There are language and cultural barriers to contend with, plus additional fears based on the stereotype of Italians as cheating Lotharios.

However, it can be done, and here are three pairs of star-crossed lovers whose 'how we met' stories will make you want to book a flight to Italy right away.

Holly and Gianluca, who run a restaurant together in Capri

In 2013, I was travelling around Italy for a five week holiday. It was my first visit to Capri and on my second night, I found myself dining at Ristorante Michel’angelo. From the moment I walked in to Michel’angelo, I immediately felt comfortable, which as a solo Australian traveller I really appreciated.

Little did I know this meal would change my life forever.

The waiter, Gianluca (who I later learnt was the owner) had such a warm manner but could only speak a little English and I could only speak a little Italian. At the end of my meal, in my best Italian I asked for the bill several times and instead received dessert and limoncello. I thought to myself that he mustn't have understood me. All the other tables were paying their bills and leaving until I was the only person left in the restaurant.

Gianluca then placed his order pad on the table, explained that he had not yet eaten and cheekily asked me for a table for one.
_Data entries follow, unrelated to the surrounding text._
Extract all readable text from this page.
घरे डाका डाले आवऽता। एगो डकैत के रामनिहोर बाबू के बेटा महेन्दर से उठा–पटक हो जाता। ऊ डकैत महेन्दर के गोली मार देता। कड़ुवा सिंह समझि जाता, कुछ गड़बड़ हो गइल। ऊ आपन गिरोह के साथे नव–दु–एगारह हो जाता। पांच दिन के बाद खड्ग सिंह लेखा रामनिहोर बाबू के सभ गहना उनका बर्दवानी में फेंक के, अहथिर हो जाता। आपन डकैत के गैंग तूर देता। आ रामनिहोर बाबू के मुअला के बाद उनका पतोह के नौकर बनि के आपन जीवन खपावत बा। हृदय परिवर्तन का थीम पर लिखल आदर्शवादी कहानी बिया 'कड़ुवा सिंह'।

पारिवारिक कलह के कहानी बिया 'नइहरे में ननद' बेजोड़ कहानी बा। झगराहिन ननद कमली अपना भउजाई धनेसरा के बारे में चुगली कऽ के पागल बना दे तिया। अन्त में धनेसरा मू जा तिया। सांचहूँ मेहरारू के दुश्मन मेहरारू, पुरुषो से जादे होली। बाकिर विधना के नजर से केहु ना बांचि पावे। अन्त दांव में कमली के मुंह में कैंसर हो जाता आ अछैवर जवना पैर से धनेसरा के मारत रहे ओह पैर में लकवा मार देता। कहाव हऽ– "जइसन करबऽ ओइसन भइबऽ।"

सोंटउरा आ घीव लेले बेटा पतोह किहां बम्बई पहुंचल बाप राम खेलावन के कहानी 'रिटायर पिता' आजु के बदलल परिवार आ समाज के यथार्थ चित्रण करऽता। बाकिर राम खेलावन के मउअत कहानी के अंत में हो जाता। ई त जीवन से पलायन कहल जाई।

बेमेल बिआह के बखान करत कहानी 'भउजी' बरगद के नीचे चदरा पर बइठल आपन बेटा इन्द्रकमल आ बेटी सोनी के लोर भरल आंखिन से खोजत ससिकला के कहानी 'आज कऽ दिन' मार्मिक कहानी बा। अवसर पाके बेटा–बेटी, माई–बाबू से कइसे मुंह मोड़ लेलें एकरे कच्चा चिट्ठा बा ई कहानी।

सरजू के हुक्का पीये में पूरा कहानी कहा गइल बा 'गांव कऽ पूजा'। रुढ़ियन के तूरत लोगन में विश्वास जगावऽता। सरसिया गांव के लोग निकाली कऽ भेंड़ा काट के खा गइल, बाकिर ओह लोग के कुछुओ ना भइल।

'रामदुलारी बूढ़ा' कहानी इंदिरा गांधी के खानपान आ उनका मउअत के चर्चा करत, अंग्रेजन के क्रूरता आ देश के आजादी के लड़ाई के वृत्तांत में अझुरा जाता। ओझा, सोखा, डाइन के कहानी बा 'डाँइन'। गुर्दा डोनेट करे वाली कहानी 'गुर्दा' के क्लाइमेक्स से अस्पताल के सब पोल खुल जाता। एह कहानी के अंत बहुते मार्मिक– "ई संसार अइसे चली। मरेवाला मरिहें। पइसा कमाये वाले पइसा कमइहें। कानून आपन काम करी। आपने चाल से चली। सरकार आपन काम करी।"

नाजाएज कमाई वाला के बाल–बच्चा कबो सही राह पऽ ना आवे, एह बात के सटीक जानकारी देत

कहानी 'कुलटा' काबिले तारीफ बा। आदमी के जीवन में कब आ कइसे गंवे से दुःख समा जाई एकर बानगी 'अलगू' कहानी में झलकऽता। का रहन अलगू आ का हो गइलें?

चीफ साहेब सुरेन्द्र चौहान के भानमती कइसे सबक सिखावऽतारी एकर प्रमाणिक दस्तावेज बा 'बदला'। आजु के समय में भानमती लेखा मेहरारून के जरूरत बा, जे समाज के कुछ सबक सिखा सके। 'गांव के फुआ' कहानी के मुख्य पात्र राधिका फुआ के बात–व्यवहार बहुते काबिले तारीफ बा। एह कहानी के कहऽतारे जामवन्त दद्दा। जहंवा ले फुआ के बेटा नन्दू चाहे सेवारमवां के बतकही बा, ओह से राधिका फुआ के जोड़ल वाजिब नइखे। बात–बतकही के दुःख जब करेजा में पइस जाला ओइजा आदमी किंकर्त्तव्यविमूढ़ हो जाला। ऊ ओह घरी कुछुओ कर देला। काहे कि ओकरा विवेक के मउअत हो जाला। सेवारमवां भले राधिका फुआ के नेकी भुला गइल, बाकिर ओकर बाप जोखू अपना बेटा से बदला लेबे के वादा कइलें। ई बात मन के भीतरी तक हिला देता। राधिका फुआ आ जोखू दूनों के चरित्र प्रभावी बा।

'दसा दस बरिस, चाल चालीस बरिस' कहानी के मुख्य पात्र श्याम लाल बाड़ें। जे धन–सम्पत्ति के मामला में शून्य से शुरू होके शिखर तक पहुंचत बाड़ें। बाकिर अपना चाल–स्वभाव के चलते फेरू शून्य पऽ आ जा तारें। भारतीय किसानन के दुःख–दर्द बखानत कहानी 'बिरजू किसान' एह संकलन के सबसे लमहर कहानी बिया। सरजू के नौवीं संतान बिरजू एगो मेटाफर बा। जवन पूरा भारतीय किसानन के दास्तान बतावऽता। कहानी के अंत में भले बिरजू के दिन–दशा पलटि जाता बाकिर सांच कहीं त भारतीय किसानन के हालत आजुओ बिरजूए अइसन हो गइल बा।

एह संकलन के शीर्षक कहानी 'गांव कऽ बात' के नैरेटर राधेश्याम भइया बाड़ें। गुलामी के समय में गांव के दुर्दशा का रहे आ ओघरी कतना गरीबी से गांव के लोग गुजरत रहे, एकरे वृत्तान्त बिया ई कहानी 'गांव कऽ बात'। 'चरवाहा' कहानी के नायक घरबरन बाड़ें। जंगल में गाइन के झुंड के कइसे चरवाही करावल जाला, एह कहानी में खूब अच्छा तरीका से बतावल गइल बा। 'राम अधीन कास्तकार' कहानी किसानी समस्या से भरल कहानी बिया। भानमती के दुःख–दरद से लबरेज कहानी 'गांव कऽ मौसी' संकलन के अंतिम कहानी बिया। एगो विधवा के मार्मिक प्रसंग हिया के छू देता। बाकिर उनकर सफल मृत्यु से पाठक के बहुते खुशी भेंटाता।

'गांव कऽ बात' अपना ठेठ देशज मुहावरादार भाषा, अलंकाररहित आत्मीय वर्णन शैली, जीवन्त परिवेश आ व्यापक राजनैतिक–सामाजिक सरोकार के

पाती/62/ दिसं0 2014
Finding it pretty amusing (and with a little limoncello courage), I got up and showed him to a table, lit the candle and took his order. After I placed the order with the chef, I joined his table and with the help of Google translate we laughed until the early hours of the morning.
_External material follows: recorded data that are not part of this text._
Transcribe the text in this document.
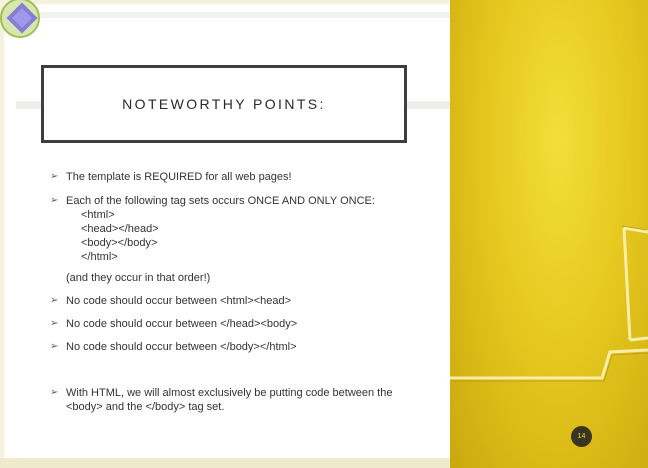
NOTEWORTHY POINTS:
➢ The template is REQUIRED for all web pages!
➢ Each of the following tag sets occurs ONCE AND ONLY ONCE:
<html>
<head></head>
<body></body>
</html>
(and they occur in that order!)
➢ No code should occur between <html><head>
➢ No code should occur between </head><body>
➢ No code should occur between </body></html>
➢ With HTML, we will almost exclusively be putting code between the
<body> and the </body> tag set.
14
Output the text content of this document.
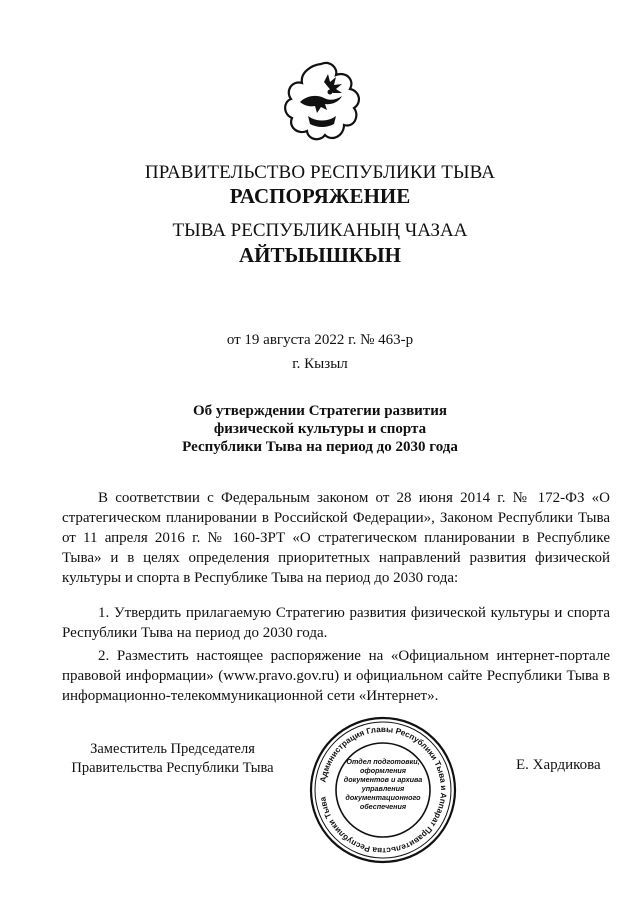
ПРАВИТЕЛЬСТВО РЕСПУБЛИКИ ТЫВА
РАСПОРЯЖЕНИЕ
ТЫВА РЕСПУБЛИКАНЫҢ ЧАЗАА
АЙТЫЫШКЫН
от 19 августа 2022 г. № 463-р
г. Кызыл
Об утверждении Стратегии развития
физической культуры и спорта
Республики Тыва на период до 2030 года
В соответствии с Федеральным законом от 28 июня 2014 г. № 172-ФЗ «О стратегическом планировании в Российской Федерации», Законом Республики Тыва от 11 апреля 2016 г. № 160-ЗРТ «О стратегическом планировании в Республике Тыва» и в целях определения приоритетных направлений развития физической культуры и спорта в Республике Тыва на период до 2030 года:
1. Утвердить прилагаемую Стратегию развития физической культуры и спорта Республики Тыва на период до 2030 года.
2. Разместить настоящее распоряжение на «Официальном интернет-портале правовой информации» (www.pravo.gov.ru) и официальном сайте Республики Тыва в информационно-телекоммуникационной сети «Интернет».
Заместитель Председателя
Правительства Республики Тыва
Администрация Главы Республики Тыва и Аппарат Правительства Республики Тыва
Отдел подготовки, оформления документов и архива управления документационного обеспечения
Е. Хардикова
Two weddings later (one in Capri and one in Sydney) and with two beautiful baby boys, we now run Michel’angelo together and share an appreciation for fantastic food, wine, family and a good laugh!

Laura Thayer, an American writer and art historian who lives with her husband, Lello, on the Amalfi coast

The way I met my husband is right out of a romance movie.

My mother had planned a holiday here in 2007 while I was at graduate school in the US, and I just knew I had to go along! I was studying art history at the time, so it made sense to come to Italy.

We came to the Amalfi coast on a week-long tour, which is when I fell in love with the architecture of the area … and our tour guide!

We did the long distance thing for quite a while, with a lot of back and forth, until we finally married in 2012. 

Besides the stereotypical meeting, we're a pretty atypical couple with our cultural and age differences. I didn't even know a word of Italian when we met. But fortunately, since he is a tour guide the language barrier wasn't an issue. It has been quite an unexpected adventure, but one I wouldn't change for anything. It's true … you never really know how a vacation might change your life! 

Alice Kiandra Adam, an Australian cook and food stylist, who lives with her husband, Leonardo and two children in Rome

I was a caterer and food stylist in Melbourne when I left in May 2005 for a year-long trip to Italy.

I had studied Italian at primary school, and again as an adult, and was enamoured with the Italian gastronomic landscape. I had sold the catering business I had with a friend, and with enough money in my back pocket I thought I'd go to Rome to really learn the language.

My first job was as a waitress in a restaurant in the Trastevere district. It was a totally memorable experience. At the pub next door, where we would go for a drink after our shift, I met Leonardo.

It feels like a cliché writing this, but when we met I was swept off my feet on the back of a white Vespa. So when I got to the end of my 12 months of course I wanted to stay.

Almost 11 years later and we have two children, Alberto, 7, and Emma, 6. It was after they were born that I decided to go back to working in the food sector. I missed the creativity, the markets and produce and just being in the kitchen. It has been a really slow road building up a business in Rome, but I now work with some great Italian and international photographers, teach and lead tours with Casa Mia, and have a lot of really great projects happening at Latteria Studio, which I share in Trastevere.

I love Australia, and wish it was (quite) a bit closer, but there is so much about Italy, and Europe, that stimulates, challeges and inspires me.